Until this year, the most famous instalment of Dove's long-running campaign touting female self-esteem was Canadian-made. The "Evolution" film by Ogilvy & Mather Toronto examined the skewed perceptions of Photoshop in fashion ads, collected hardware at ad festivals including Cannes, and re-defined the still-nascent world of online video advertising. So when another campaign saw success that blew past "Evolution," the Canadian team at Unilever acted quickly.

But it was not because of wounded pride. Unilever Canada's marketing team wanted to capitalize on the success of the new video, "Dove Beauty Sketches" – and knew that to do so effectively, in a digital world that moves on to the next thing with lightning speed, they would have to move fast.

There was good reason to want to draw more benefit out of the campaign. The video, featuring an FBI-trained forensic artist sketching women to show them how their self-image differed from how others see them, has reached more than 100-million views online across different channels in the month since its launch. In comparison, "Evolution" has reached just a little over half that in its seven-year lifespan. (On one YouTube link, it appears "Evolution" has roughly 16-million views, but companies count views across channels to tabulate these numbers. Unilever puts the viewcount at 52-million.) It decided to make a Canadian sequel for Mother's Day this month, with its long-time agency Ogilvy in Toronto, and brought everything together in just one week.

"It takes the same time to create an ad as it does a baby. It's generally nine months from beginning to end," said Sharon MacLeod, Unilever Canada's vice-president of marketing. "There's an opportunity to be faster-moving. It means we all have to work a bit differently."

The new version featured the same sketch artist and the same exercise – creating one sketch based on the women's self-description, then a second based on someone else's view of them – but with daughters describing their mothers' beauty instead of strangers, as in the original video. It has racked up half a million views in one week. Other Unilever offices around the world have picked up the video to promote in their countries as well; it has already been translated into Portuguese for the Brazilian market.

The campaign illustrates the way that marketing in a social media age depends more heavily than ever on speed. During the Super Bowl this year, the most talked-about ad of the big game was not on television; it was a quick-thinking tweet sent out by Oreo, making a branded joke about the blackout in the stadium. For a multinational packaged goods company, this kind of marketing involves a shift in things like the approvals process for new advertising creative, and in the way they work.

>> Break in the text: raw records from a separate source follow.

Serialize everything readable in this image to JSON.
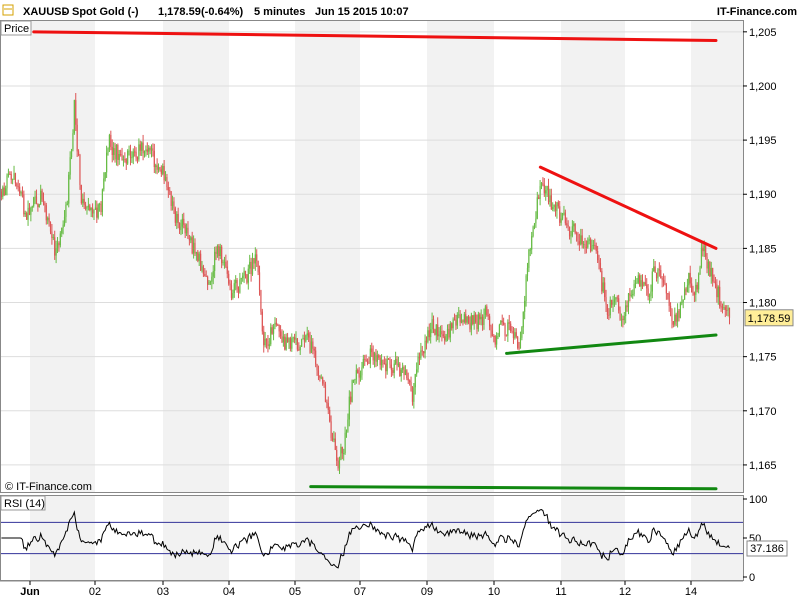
{
  "header": {
    "symbol": "XAUUSD",
    "name": "Spot Gold (-)",
    "price": "1,178.59",
    "change": "(-0.64%)",
    "interval": "5 minutes",
    "datetime": "Jun 15 2015 10:07",
    "brand": "IT-Finance.com"
  },
  "panels": {
    "price_label": "Price",
    "rsi_label": "RSI (14)",
    "watermark": "© IT-Finance.com"
  },
  "colors": {
    "up": "#66bb44",
    "down": "#dd5555",
    "resistance": "#ee1111",
    "support": "#118811",
    "rsi_line": "#000000",
    "rsi_band": "#333399",
    "shade": "#f2f2f2",
    "grid": "#dddddd",
    "last_price_bg": "#ffee99"
  },
  "chart_data": [
    {
      "type": "candlestick",
      "title": "XAUUSD - Spot Gold (-)",
      "ylabel": "Price",
      "ylim": [
        1162.5,
        1206
      ],
      "y_ticks": [
        1165,
        1170,
        1175,
        1180,
        1185,
        1190,
        1195,
        1200,
        1205
      ],
      "y_tick_labels": [
        "1,165",
        "1,170",
        "1,175",
        "1,180",
        "1,185",
        "1,190",
        "1,195",
        "1,200",
        "1,205"
      ],
      "x_tick_labels": [
        "Jun",
        "02",
        "03",
        "04",
        "05",
        "07",
        "09",
        "10",
        "11",
        "12",
        "14"
      ],
      "last_value": 1178.59,
      "last_value_label": "1,178.59",
      "series": [
        {
          "points": [
            [
              0,
              1190
            ],
            [
              2,
              1192
            ],
            [
              4,
              1188
            ],
            [
              6,
              1190
            ],
            [
              8,
              1185
            ],
            [
              9,
              1186
            ],
            [
              10,
              1190
            ],
            [
              11,
              1198
            ],
            [
              12,
              1190
            ],
            [
              14,
              1188
            ],
            [
              15,
              1189
            ],
            [
              16,
              1195
            ],
            [
              18,
              1193
            ],
            [
              20,
              1194
            ],
            [
              22,
              1194
            ],
            [
              24,
              1192
            ],
            [
              25,
              1190
            ],
            [
              26,
              1188
            ],
            [
              28,
              1186
            ],
            [
              30,
              1183
            ],
            [
              31,
              1182
            ],
            [
              32,
              1185
            ],
            [
              33,
              1184
            ],
            [
              34,
              1181
            ],
            [
              36,
              1182
            ],
            [
              38,
              1184
            ],
            [
              39,
              1176
            ],
            [
              40,
              1177
            ],
            [
              41,
              1178
            ],
            [
              42,
              1176
            ],
            [
              44,
              1176
            ],
            [
              45,
              1177
            ],
            [
              46,
              1176
            ],
            [
              47,
              1174
            ],
            [
              48,
              1172
            ],
            [
              49,
              1168
            ],
            [
              50,
              1165
            ],
            [
              51,
              1167
            ],
            [
              52,
              1172
            ],
            [
              54,
              1175
            ],
            [
              56,
              1175
            ],
            [
              58,
              1174
            ],
            [
              60,
              1174
            ],
            [
              61,
              1171
            ],
            [
              62,
              1175
            ],
            [
              63,
              1176
            ],
            [
              64,
              1178
            ],
            [
              66,
              1177
            ],
            [
              68,
              1179
            ],
            [
              70,
              1178
            ],
            [
              72,
              1179
            ],
            [
              73,
              1176
            ],
            [
              74,
              1178
            ],
            [
              76,
              1177
            ],
            [
              77,
              1176
            ],
            [
              78,
              1183
            ],
            [
              79,
              1187
            ],
            [
              80,
              1191
            ],
            [
              81,
              1190
            ],
            [
              82,
              1189
            ],
            [
              84,
              1187
            ],
            [
              86,
              1186
            ],
            [
              88,
              1185
            ],
            [
              89,
              1182
            ],
            [
              90,
              1179
            ],
            [
              91,
              1181
            ],
            [
              92,
              1178
            ],
            [
              93,
              1180
            ],
            [
              94,
              1182
            ],
            [
              96,
              1181
            ],
            [
              97,
              1183
            ],
            [
              98,
              1182
            ],
            [
              100,
              1178
            ],
            [
              101,
              1180
            ],
            [
              102,
              1182
            ],
            [
              103,
              1181
            ],
            [
              104,
              1185
            ],
            [
              105,
              1183
            ],
            [
              106,
              1181
            ],
            [
              107,
              1180
            ],
            [
              108,
              1178.59
            ]
          ]
        }
      ],
      "annotations": [
        {
          "name": "top-resistance-line",
          "color": "resistance",
          "from": [
            5,
            1205
          ],
          "to": [
            106,
            1204.2
          ]
        },
        {
          "name": "triangle-resistance-line",
          "color": "resistance",
          "from": [
            80,
            1192.5
          ],
          "to": [
            106,
            1185
          ]
        },
        {
          "name": "triangle-support-line",
          "color": "support",
          "from": [
            75,
            1175.3
          ],
          "to": [
            106,
            1177
          ]
        },
        {
          "name": "bottom-support-line",
          "color": "support",
          "from": [
            46,
            1163
          ],
          "to": [
            106,
            1162.8
          ]
        }
      ]
    },
    {
      "type": "line",
      "title": "RSI (14)",
      "ylim": [
        0,
        100
      ],
      "y_ticks": [
        0,
        50,
        100
      ],
      "y_tick_labels": [
        "0",
        "50",
        "100"
      ],
      "bands": [
        30,
        70
      ],
      "last_value": 37.186,
      "last_value_label": "37.186"
    }
  ]
}
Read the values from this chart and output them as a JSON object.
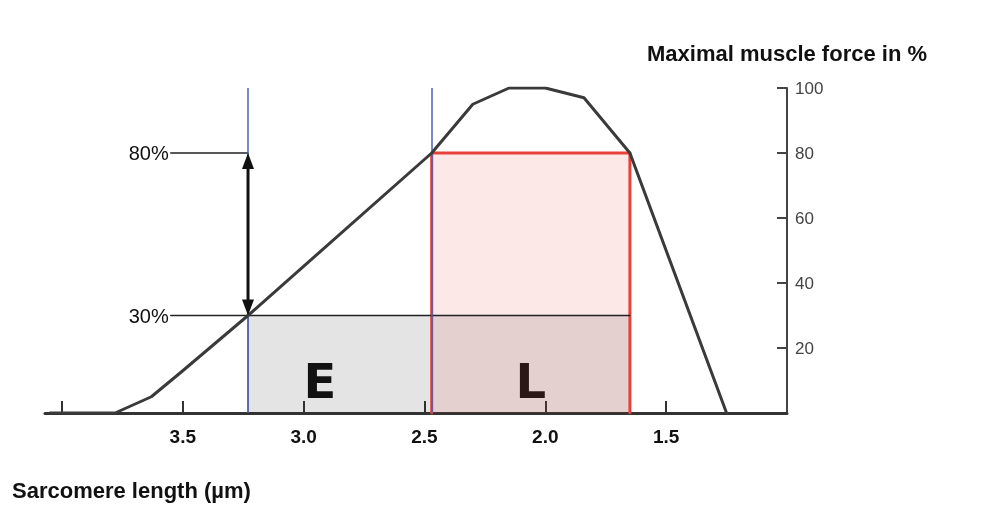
{
  "chart_data": {
    "type": "line",
    "xlabel": "Sarcomere length (µm)",
    "ylabel": "Maximal muscle force in %",
    "xlim": [
      4.07,
      1.0
    ],
    "ylim": [
      0,
      100
    ],
    "xticks": [
      {
        "value": 4.0,
        "label": null
      },
      3.5,
      {
        "value": 3.0,
        "label": "3.0"
      },
      2.5,
      {
        "value": 2.0,
        "label": "2.0"
      },
      1.5
    ],
    "yticks": [
      20,
      40,
      60,
      80,
      100
    ],
    "grid": false,
    "marker": "none",
    "line_style": "solid",
    "series": [
      {
        "type": "line",
        "color": "#3a3a3a",
        "x": [
          4.05,
          3.78,
          3.63,
          3.5,
          3.23,
          2.47,
          2.3,
          2.15,
          2.0,
          1.84,
          1.65,
          1.25
        ],
        "values": [
          0,
          0,
          5,
          13,
          30,
          80,
          95,
          100,
          100,
          97,
          80,
          0
        ]
      },
      {
        "type": "area",
        "color": "#222222",
        "x": [
          3.23,
          3.23,
          1.65
        ],
        "values": [
          0,
          30,
          30
        ]
      },
      {
        "type": "area",
        "color": "#e8413c",
        "x": [
          2.47,
          2.47,
          1.65,
          1.65
        ],
        "values": [
          0,
          80,
          80,
          0
        ]
      },
      {
        "type": "line",
        "color": "#222222",
        "x": [
          3.55,
          1.65
        ],
        "values": [
          30,
          30
        ]
      },
      {
        "type": "line",
        "color": "#222222",
        "x": [
          3.55,
          3.23
        ],
        "values": [
          80,
          80
        ]
      }
    ],
    "ref_lines": [
      {
        "axis": "x",
        "value": 3.23,
        "label": null,
        "color": "#4a63b5"
      },
      {
        "axis": "x",
        "value": 2.47,
        "label": null,
        "color": "#4a63b5"
      }
    ],
    "annotations": [
      {
        "text": "80%",
        "x": 3.55,
        "y": 80
      },
      {
        "text": "30%",
        "x": 3.55,
        "y": 30
      },
      "E",
      "L"
    ]
  }
}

"This isn't about researching things to death. It can't be scripted. It has to be authentically what people say, and authentically coming from the brand. There's a lot of transparency about that," Ms. MacLeod said.

To make the new video happen so quickly, Unilever turned to Facebook, where its Canadian fans had reacted to the original campaign. The company contacted a few fans who had commented that they would love to do something similar. It then invited their daughters to participate as well, as a surprise. Rather than wait for a time that they could gather all participants in the same place, Unilever worked with Google Inc. to connect the subjects with the forensic artist in California online, via a Google+ Hangout.

The entire campaign has earned Dove a great deal of free publicity, but it has also attracted some criticism from those who feel it sends the wrong message by telling women to judge their value based on whether others see them as beautiful. The debate has pushed more people to watch the videos, including the Canadian instalment, and Unilever has supported them with online ads and social media promotions as well. Ensuring a quick turnaround to make more of that success was part of what Ms. McLeod calls "a newsroom mentality" for marketing – a term she picked up from the team at Google.

"The pace we're moving in marketing today is exponentially faster than it would have been five years ago," she said. "I think people when they see it, they see the authenticity too. That's when you get to the real values of a company."